The Singapore GP saw the most unexpected result of the season. It was not so much Sebastian Vettel taking his third win of the year, but the manner in which it was done.
His pole lap on Saturday was the best qualifying lap I’ve seen all year. Yes the Ferrari was very good around the streets of Singapore, but Vettel was unbelievably precise and aggressive. He was pretty much inch perfect on every one of his laps, not just his final one in Q3. In the end to be on pole by a mammoth half a second was just reward for a driver so in the groove.
His race win was then pretty much Sebastian Vettel stuff – controlling from the front and pulling the gap when he needed to. Only Daniel Ricciardo was able to live with Vettel and if it wasn’t for the two safety cars periods, he would have put Vettel under more pressure.
The Red Bull also had an incredible weekend and the fact that they were consistently quickest in sector 2 and 3 tells me that their car was handling the best of all of the cars. Only in sector 1 with its long straights was it losing out a bit too much to the Ferrari.
Imagine what they would do if they had a decent power unit in the back of their car. No wonder Mercedes has ruled out supplying engines for them next year.
However, while Ferrari and Red Bull have undoubtedly improved, their gaps to the others have not changed that much. What had changed and was the biggest surprise of the weekend was how much Mercedes had fallen behind.
Lewis Hamilton was the faster of the two Silver Arrows and he still qualified 1.4 seconds off pole. In the race they were slightly quicker but not really in contention to getting back on the podium, let alone fighting for the race win.
Why had such a dominant team gone off the boil in one race meeting? The truth is that they don’t seem to know and could only point to the fact that they were struggling to get the tyres working in the correct range.

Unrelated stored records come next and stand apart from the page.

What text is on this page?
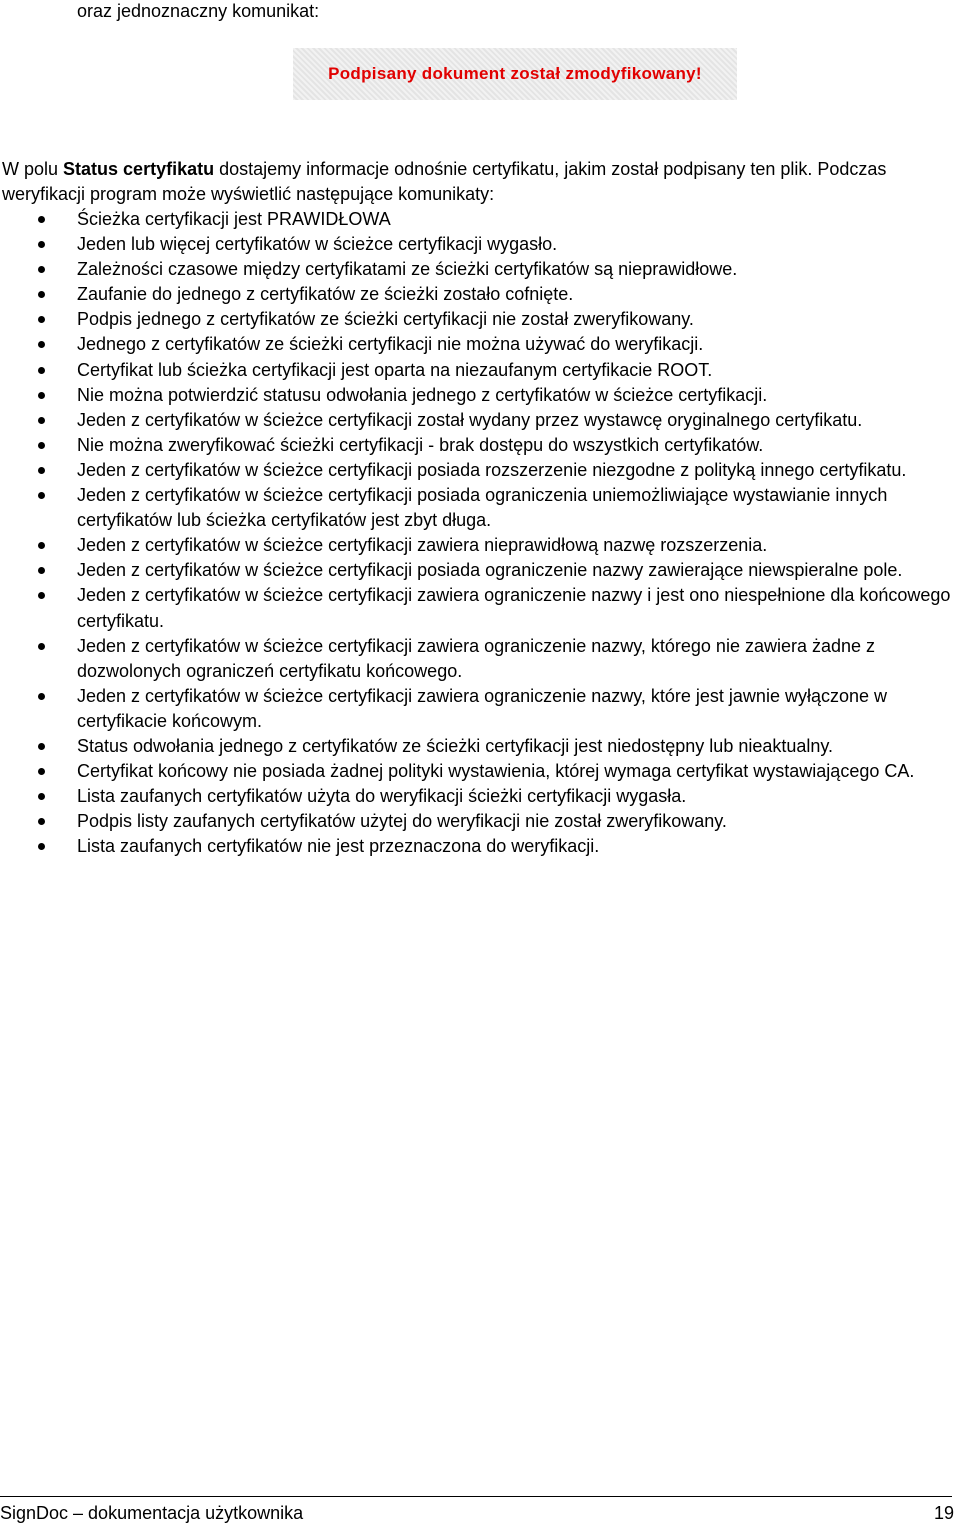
oraz jednoznaczny komunikat:
Podpisany dokument został zmodyfikowany!
W polu Status certyfikatu dostajemy informacje odnośnie certyfikatu, jakim został podpisany ten plik. Podczas weryfikacji program może wyświetlić następujące komunikaty:
Ścieżka certyfikacji jest PRAWIDŁOWA
Jeden lub więcej certyfikatów w ścieżce certyfikacji wygasło.
Zależności czasowe między certyfikatami ze ścieżki certyfikatów są nieprawidłowe.
Zaufanie do jednego z certyfikatów ze ścieżki zostało cofnięte.
Podpis jednego z certyfikatów ze ścieżki certyfikacji nie został zweryfikowany.
Jednego z certyfikatów ze ścieżki certyfikacji nie można używać do weryfikacji.
Certyfikat lub ścieżka certyfikacji jest oparta na niezaufanym certyfikacie ROOT.
Nie można potwierdzić statusu odwołania jednego z certyfikatów w ścieżce certyfikacji.
Jeden z certyfikatów w ścieżce certyfikacji został wydany przez wystawcę oryginalnego certyfikatu.
Nie można zweryfikować ścieżki certyfikacji - brak dostępu do wszystkich certyfikatów.
Jeden z certyfikatów w ścieżce certyfikacji posiada rozszerzenie niezgodne z polityką innego certyfikatu.
Jeden z certyfikatów w ścieżce certyfikacji posiada ograniczenia uniemożliwiające wystawianie innych certyfikatów lub ścieżka certyfikatów jest zbyt długa.
Jeden z certyfikatów w ścieżce certyfikacji zawiera nieprawidłową nazwę rozszerzenia.
Jeden z certyfikatów w ścieżce certyfikacji posiada ograniczenie nazwy zawierające niewspieralne pole.
Jeden z certyfikatów w ścieżce certyfikacji zawiera ograniczenie nazwy i jest ono niespełnione dla końcowego certyfikatu.
Jeden z certyfikatów w ścieżce certyfikacji zawiera ograniczenie nazwy, którego nie zawiera żadne z dozwolonych ograniczeń certyfikatu końcowego.
Jeden z certyfikatów w ścieżce certyfikacji zawiera ograniczenie nazwy, które jest jawnie wyłączone w certyfikacie końcowym.
Status odwołania jednego z certyfikatów ze ścieżki certyfikacji jest niedostępny lub nieaktualny.
Certyfikat końcowy nie posiada żadnej polityki wystawienia, której wymaga certyfikat wystawiającego CA.
Lista zaufanych certyfikatów użyta do weryfikacji ścieżki certyfikacji wygasła.
Podpis listy zaufanych certyfikatów użytej do weryfikacji nie został zweryfikowany.
Lista zaufanych certyfikatów nie jest przeznaczona do weryfikacji.
SignDoc – dokumentacja użytkownika	19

Was it specific to the track or is there a real problem that may affect them for the rest of the year? Since the tyre failures at Spa, Pirelli have been more attentive in checking that minimum tyre pressures required are adhered to. You saw that in Monza, Mercedes were the only team to not quite comply. They got away with it there, but here in Singapore the tyre pressures would have been checked a lot more.
Tyre pressures can have a big effect on how the tyres react with the car. If Mercedes can’t get their car to work with the higher start pressures, then this could be a problem that affects them for the rest of the year.
Whether they can fix it in Japan remains to be seen, but I’m kinda hoping they don’t because it will continue to bring the championship alive and as a neutral, races like last weekend are manna from Heaven.